Güncelleme Tarihi:
MESUT Özil yazılı açıklamasının ikinci bölümünde şöyle dedi: “Ben üç ülkenin en zorlu liglerinde oynamış bir futbolcuyum. Alman liginde, İspanya ligi ve İngiltere liginde takım arkadaşlarım ve antrenörlerimin desteğini kazandığım için çok şanslıyım. Birçok insan benim futboldaki performansımı konuşuyor. Kimi alkış tutuyor, kimi eleştiriyor. Eğer bir yorumcu benim futbolumda gördüğü açığı eleştirirse, buna bir diyeceğim yok. Ben mükemmel bir oyuncu değilim ve bu beni daha çok çalışmaya teşvik ediyor. Ama Alman medyasının benim iki kültüre sahip olmamı eleştirmesini ve Dünya Kupası’ndaki başarısızlıktan beni sorumlu tutmasını kabul edemem. Bazı Alman medyası benim ailemin köklerini ve Erdoğan’la fotoğrafımı sağ politikaya propaganda malzemesi olarak kullanıyor.
Yoksa niçin Rusya’daki yenilginin sorumlusu olarak benim fotoğraflarımla manşet atıyorlar? Onlar benim performansımı eleştirmiyorlar, takım performansını da eleştirmiyorlar. Sadece benim Türk kökenimi, benim aldığım terbiye ve eğitime saygıyı eleştiriyorlar. BurAda Alman halkını bana karşı kışkırtarak sınırı aştılar. Bu sınırı aşmamaları gerekirdi.”
MATTHAEUS AÇIKLAMA YAPMADI’
“Beni hayali sükuta uğratan medyanın çifte standardı. Lothar Matthaeus birkaç gün önce bir başka ülkenin lideriyle buluştu. Ama bunun için hiçbir yerden eleştiri almadı. Alman Futbol Federasyonu’nda yetkili olan Lothar Matthaeus’tan bu konuda kamuoyuna açıklama yapmasını kimse talep etmedi ve o halen Alman futbolunu temsil ediyor. Eğer Alman medyası benim milli takımı Dünya Şampiyonasında terk etmem gerektiği görüşündeyse, o zaman onun da onursal kaptanlık statüsünü iptal etmeli. Benim Türk kökenli olmam hedef tahtası yapılmam için haklı bir gerekçe mi?”

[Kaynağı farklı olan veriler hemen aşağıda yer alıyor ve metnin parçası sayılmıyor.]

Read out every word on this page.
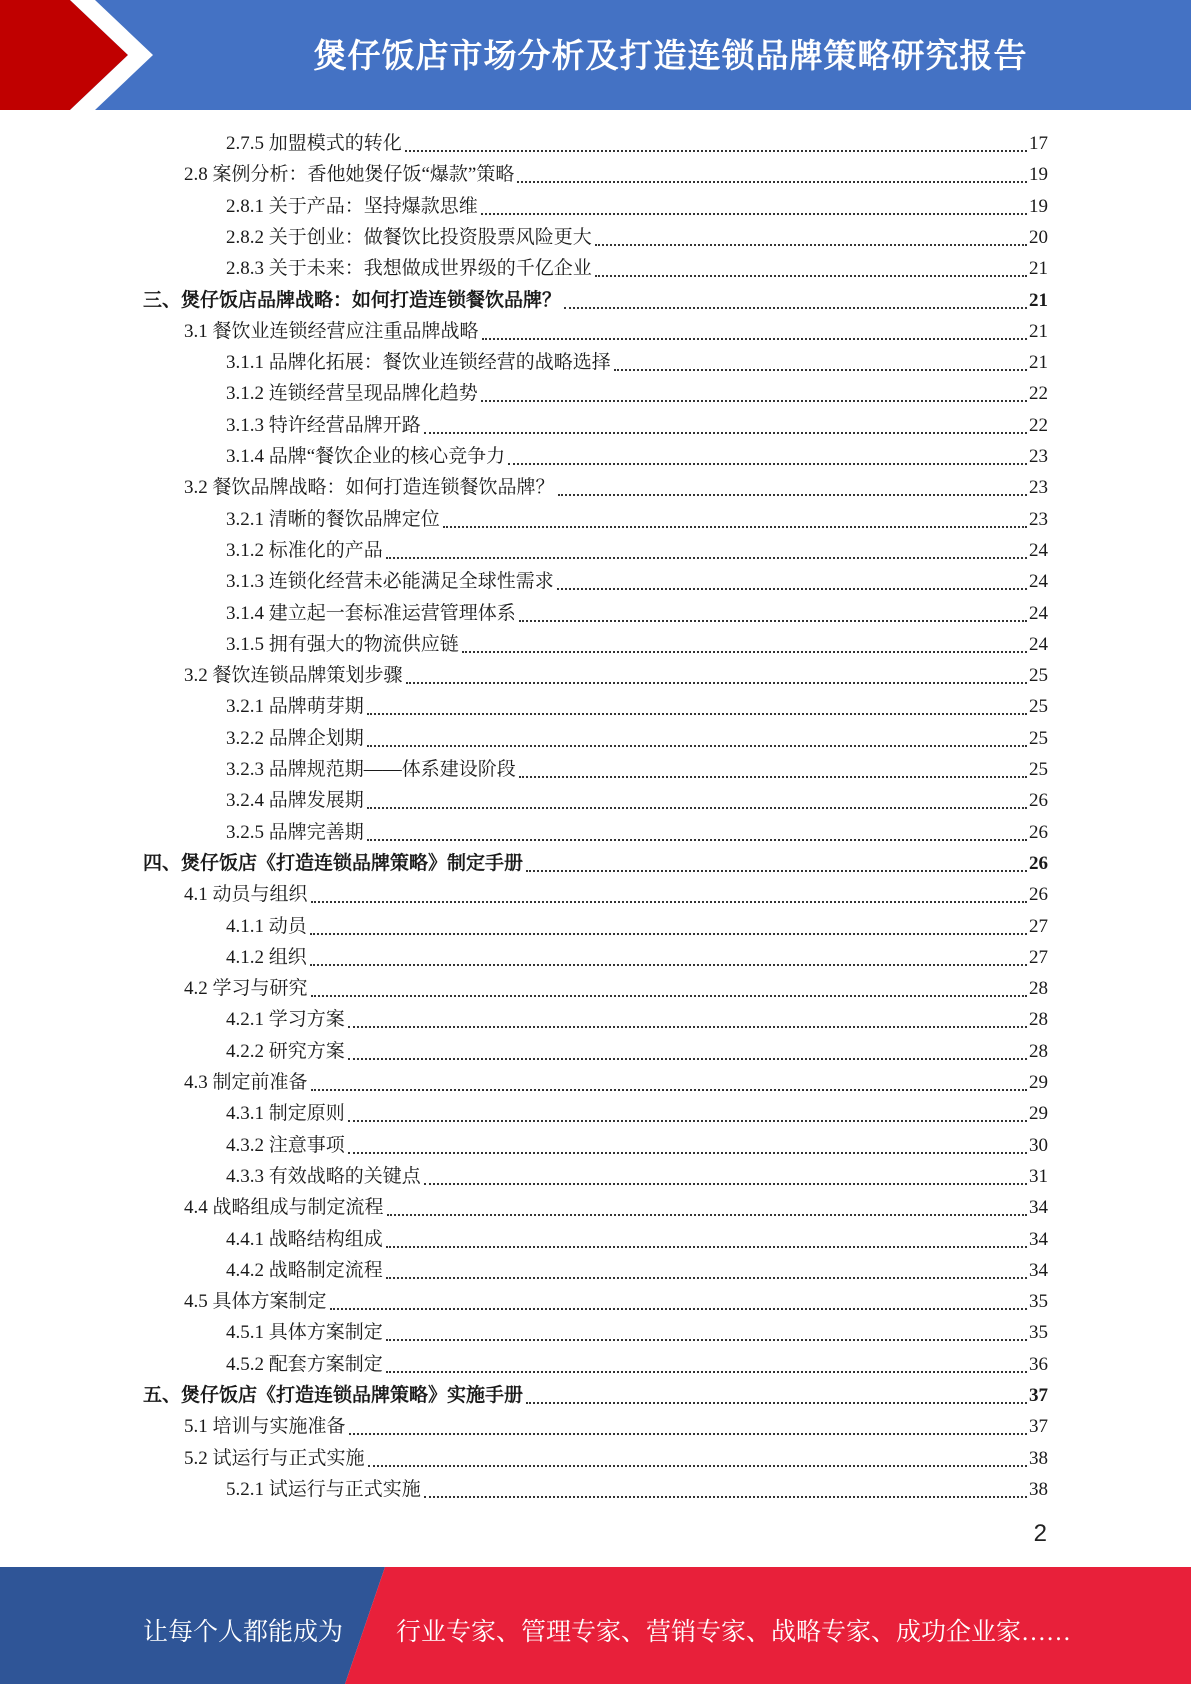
煲仔饭店市场分析及打造连锁品牌策略研究报告
2.7.5 加盟模式的转化	17
2.8 案例分析：香他她煲仔饭“爆款”策略	19
2.8.1 关于产品：坚持爆款思维	19
2.8.2 关于创业：做餐饮比投资股票风险更大	20
2.8.3 关于未来：我想做成世界级的千亿企业	21
三、煲仔饭店品牌战略：如何打造连锁餐饮品牌？	21
3.1 餐饮业连锁经营应注重品牌战略	21
3.1.1 品牌化拓展：餐饮业连锁经营的战略选择	21
3.1.2 连锁经营呈现品牌化趋势	22
3.1.3 特许经营品牌开路	22
3.1.4 品牌“餐饮企业的核心竞争力	23
3.2 餐饮品牌战略：如何打造连锁餐饮品牌？	23
3.2.1 清晰的餐饮品牌定位	23
3.1.2 标准化的产品	24
3.1.3 连锁化经营未必能满足全球性需求	24
3.1.4 建立起一套标准运营管理体系	24
3.1.5 拥有强大的物流供应链	24
3.2 餐饮连锁品牌策划步骤	25
3.2.1 品牌萌芽期	25
3.2.2 品牌企划期	25
3.2.3 品牌规范期——体系建设阶段	25
3.2.4 品牌发展期	26
3.2.5 品牌完善期	26
四、煲仔饭店《打造连锁品牌策略》制定手册	26
4.1 动员与组织	26
4.1.1 动员	27
4.1.2 组织	27
4.2 学习与研究	28
4.2.1 学习方案	28
4.2.2 研究方案	28
4.3 制定前准备	29
4.3.1 制定原则	29
4.3.2 注意事项	30
4.3.3 有效战略的关键点	31
4.4 战略组成与制定流程	34
4.4.1 战略结构组成	34
4.4.2 战略制定流程	34
4.5 具体方案制定	35
4.5.1 具体方案制定	35
4.5.2 配套方案制定	36
五、煲仔饭店《打造连锁品牌策略》实施手册	37
5.1 培训与实施准备	37
5.2 试运行与正式实施	38
5.2.1 试运行与正式实施	38
2
让每个人都能成为 行业专家、管理专家、营销专家、战略专家、成功企业家……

‘OKULUM BİLE BENİ DIŞLADI’
“Kısa bir süre önce eski okulum Gelsenkirchen kentindeki Berger Feld okulunda finanse ettiğim bir yardım projesi için ortaklarımla buluşmayı planladım. Burada bir yıl boyunca fakir göçmen kökenli çocuklar ve öteki çocukların birlikte futbol oynadığı, birlikte yaşam kurallarını öğrendiği bir projeyi finanse ettim. Benim ziyaretimden birkaç gün önce bu sözde ‘ortaklarım’ beni ortada bıraktılar. Ortaklık iyi zamanlarda olduğu gibi kötü zamanlarda da geçerli olması gerekir. Okul, benim menejerimi arayıp, Erdoğan’la fotoğrafımdan dolayı medya korkusu ve aşırı sağ partinin Gelsenkirchen’de yükselişinden dolayı beni kabul edemeyeceklerini söylediler. Açık söyleyim, bu beni incitti. Ben bu okuldan mezunum ve beni dışladılar.”
‘RANDEVULARI İPTAL ETTİLER’
“Bir başka ortak daha beni geri çevirdi. Benden Dünya Şampiyonası için bir reklam videosunda yer almam istendi. Ama Erdoğan’la fotoğrafımdan sonra beni bu kampanyadan çıkardılar ve tüm randevuları iptal ettiler. Adidas, Beats ve BigShoe bana karşı hep son derece vefalı davrandı. Onlar Alman medyasının tüm saçmalıklarından bağımsız durmayı bildiler ve biz birlikte profesyonel reklam projeleri gerçekleştiriyoruz. Dünya Şampiyonası esnasında BigShoe ile birlikte çalıştım ve Rusya’da 23 çocuğun hayatını kurtaran ameliyatına yardım ettim. Bunu daha önce Brezilya ve Afrika’da da yaptım. Bu, benim için bir futbolcunun yapabileceği çok önemli bir şey. Ama basın bunlarla ilgilenmiyor. Onlar için bir kişinin bir fotoğraftan dolayı yuhalanması, dünyada çocuklara yardımdan, onların ameliyatından çok daha önemli.”